Coal simply cannot compete with low methane prices and the continued fall or renewable costs. Hydro/solar/wind power generation are the only power generation methods where the fuel comes to you. No exploring, drilling, pumping, refining, transporting by pipe or rail required.
Flawed narrative
In their hurry to write headlines about “Ford versus Tesla”, the financial press/pundits are missing the bigger story, which is “EV versus ICE”, and more subtly, “Ford versus Ford dealerships”.
People are sending their $500 reservations directly to Ford, reserving their Mach E’s online, not at the dealerships. The dealerships are now the delivery boys for Ford. What will the dealership’s add to the transaction? Electron rustproofing?
Actually, there are some things a dealer could do to “add value”, starting with installing home charging equipment, but that is going to take effort on the dealer’s part.
Dear Ford…
Kind of embarrassing to have to point this out, but on your web site you discuss battery capacity in terms of “kw” (kilowatts), instead of “kWh” (kilowatt hours).

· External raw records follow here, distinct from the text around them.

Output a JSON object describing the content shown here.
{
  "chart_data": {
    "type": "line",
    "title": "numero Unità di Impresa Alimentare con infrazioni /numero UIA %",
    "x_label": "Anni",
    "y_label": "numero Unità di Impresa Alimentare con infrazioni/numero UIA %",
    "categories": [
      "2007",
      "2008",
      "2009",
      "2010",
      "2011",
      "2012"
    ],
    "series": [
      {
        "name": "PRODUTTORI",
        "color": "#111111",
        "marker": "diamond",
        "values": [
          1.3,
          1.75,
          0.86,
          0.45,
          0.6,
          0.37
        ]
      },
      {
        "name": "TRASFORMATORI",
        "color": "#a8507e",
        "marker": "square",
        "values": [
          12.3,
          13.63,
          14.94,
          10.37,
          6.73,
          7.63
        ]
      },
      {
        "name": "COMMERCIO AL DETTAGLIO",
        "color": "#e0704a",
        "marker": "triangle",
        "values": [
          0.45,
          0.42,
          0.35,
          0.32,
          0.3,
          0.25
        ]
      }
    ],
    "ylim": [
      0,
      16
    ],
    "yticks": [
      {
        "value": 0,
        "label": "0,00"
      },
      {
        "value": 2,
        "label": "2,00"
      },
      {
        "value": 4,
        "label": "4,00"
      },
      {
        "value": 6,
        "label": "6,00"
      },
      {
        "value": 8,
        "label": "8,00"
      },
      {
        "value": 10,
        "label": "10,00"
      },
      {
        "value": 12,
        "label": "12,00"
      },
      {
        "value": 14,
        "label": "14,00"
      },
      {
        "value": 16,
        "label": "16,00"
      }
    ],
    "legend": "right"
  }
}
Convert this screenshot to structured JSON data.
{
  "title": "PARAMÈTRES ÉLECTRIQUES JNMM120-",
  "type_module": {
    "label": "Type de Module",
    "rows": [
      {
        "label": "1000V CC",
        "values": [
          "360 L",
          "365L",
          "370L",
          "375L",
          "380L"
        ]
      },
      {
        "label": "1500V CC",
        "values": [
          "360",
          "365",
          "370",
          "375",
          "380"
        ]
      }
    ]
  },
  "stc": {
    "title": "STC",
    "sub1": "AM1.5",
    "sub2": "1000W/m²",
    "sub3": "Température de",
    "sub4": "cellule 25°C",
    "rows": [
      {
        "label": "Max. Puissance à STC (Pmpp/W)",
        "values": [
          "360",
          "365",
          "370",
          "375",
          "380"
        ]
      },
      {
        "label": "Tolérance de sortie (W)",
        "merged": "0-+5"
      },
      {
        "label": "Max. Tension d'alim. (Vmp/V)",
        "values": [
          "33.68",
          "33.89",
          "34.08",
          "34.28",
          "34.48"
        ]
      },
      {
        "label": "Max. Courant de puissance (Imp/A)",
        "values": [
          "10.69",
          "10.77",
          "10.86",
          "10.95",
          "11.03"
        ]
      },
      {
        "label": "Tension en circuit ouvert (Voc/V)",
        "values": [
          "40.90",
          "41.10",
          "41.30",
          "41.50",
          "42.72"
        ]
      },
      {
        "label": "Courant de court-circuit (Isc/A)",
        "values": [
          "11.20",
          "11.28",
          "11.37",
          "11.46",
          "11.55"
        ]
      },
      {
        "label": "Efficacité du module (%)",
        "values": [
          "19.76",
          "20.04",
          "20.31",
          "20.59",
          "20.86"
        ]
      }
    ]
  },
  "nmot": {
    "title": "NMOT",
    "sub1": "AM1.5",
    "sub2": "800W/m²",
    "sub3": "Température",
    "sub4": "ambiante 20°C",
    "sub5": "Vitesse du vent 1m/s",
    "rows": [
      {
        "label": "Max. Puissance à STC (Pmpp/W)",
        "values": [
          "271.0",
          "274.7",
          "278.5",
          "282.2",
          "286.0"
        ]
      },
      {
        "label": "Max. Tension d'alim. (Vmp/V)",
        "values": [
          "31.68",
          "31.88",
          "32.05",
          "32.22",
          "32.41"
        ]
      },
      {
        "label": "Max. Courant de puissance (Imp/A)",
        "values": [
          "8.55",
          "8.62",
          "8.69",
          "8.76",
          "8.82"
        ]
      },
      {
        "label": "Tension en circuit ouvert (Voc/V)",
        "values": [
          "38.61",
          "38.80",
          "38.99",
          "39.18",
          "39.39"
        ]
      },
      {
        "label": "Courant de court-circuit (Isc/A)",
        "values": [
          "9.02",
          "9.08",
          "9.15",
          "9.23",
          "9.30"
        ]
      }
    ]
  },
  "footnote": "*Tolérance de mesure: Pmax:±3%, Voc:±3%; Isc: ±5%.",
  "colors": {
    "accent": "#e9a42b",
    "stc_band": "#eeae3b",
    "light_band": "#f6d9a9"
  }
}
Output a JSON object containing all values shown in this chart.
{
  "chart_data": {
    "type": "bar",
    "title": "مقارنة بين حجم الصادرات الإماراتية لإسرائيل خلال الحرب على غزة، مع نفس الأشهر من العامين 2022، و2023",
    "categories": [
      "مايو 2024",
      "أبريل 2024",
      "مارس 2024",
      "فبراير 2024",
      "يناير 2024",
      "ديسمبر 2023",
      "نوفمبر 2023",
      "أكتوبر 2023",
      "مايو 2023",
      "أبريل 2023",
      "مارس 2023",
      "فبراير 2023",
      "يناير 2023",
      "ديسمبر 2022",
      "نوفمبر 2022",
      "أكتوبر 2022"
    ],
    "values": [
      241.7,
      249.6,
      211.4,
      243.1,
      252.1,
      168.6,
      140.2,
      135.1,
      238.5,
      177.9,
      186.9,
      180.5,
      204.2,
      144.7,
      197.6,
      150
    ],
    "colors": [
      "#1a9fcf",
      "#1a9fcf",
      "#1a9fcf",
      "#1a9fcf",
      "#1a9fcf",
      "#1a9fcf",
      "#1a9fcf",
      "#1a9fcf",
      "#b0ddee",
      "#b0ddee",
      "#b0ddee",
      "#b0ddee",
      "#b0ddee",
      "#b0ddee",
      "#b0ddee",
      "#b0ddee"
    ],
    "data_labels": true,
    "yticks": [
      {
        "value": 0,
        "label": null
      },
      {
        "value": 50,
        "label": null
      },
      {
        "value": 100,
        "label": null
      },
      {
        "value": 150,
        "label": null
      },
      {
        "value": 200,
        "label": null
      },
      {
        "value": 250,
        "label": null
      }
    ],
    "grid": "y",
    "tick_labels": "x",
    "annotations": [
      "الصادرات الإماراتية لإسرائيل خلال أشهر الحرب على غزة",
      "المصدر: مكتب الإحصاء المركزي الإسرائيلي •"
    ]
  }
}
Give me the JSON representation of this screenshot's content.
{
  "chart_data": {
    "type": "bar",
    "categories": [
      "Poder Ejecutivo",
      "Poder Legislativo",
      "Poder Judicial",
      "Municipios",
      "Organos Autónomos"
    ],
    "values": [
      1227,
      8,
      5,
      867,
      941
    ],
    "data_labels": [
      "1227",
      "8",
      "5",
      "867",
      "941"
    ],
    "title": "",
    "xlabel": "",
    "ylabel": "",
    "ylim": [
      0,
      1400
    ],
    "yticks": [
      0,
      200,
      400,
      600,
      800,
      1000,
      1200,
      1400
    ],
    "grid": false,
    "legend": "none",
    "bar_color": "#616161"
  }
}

The difference matters, so please correct.
Mustang Mach E, First Look
Nikki shows us a few of the E’s fairly cool features. I have to say that while I had notice the lack of door handles, I thought it was just that they blended in to the body. They seem to have taken Tesla’s idea, and went a bit further.
Big Oil in Big Trouble
The future is not looking bright for oil, according to a new report that claims the commodity would have to be priced at $10-$20 a barrel to remain competitive as a transport fuel.
The new research, from BNP Paribas, says that the economics of renewable energy make it impossible for oil to compete at current prices. The author of the report, global head of sustainability Mark Lewis, says that “renewable electricity has a short-run marginal cost of zero, is cleaner environmentally, much easier to transport and could readily replace up to 40% of global oil demand”.
As a result, the report says, the long-term break-even oil price for gasoline to remain competitive as a source of mobility is $9-$10 per barrel, and for diesel $17-$19 a barrel
More and more analysts, industry insiders, and business/economics journalists are beginning to see the looming iceberg the oil industry is sailing toward with no awareness of their peril.
The current “oil boom” brought about by fracking was the result of new technology, and huge sums of borrowed money. The oil industry has always had a “boom/bust” cycle where the rising price of oil causes more rigs to be built, resulting in a glut of oil, which then drives down the price, bankrupting the late arrivals and the early players who didn’t have enough sense to get out before the prices collapsed. This then resulted in a contraction of the oil supply, causing the prices to rise again.
Rinse and repeat every decade since Titusville.
The new variable in this economic see-saw, is the rise of EVs and global warming. At some point, society is going to impose restrictions on oil extraction, which would limit supply and drive up the price. This would normally be welcomed by the oil industry, as consumers and industry must have oil for transport. But, unlike times past, there is an alternative to internal combustion engines powered by oil byproducts, electrically powered vehicles. Cheaper, cleaner, and with less impact of the environment.
So, as the price of oil rises, consumers are driven to EVs, which are cheaper to fuel, operate and maintain. The more people who switch, the lower the demand for oil, which drives the most expensive producers to bankruptcy, which reduces the supply of oil, keeping the price high.
“For the oil majors, the challenge is on a scale that they have never faced before, and business-as-usual is simply not an option,” the bank says, with any projects with break-even costs of $20 a barrel or higher facing the possibility that up to 40% of their output at below the cost of production.”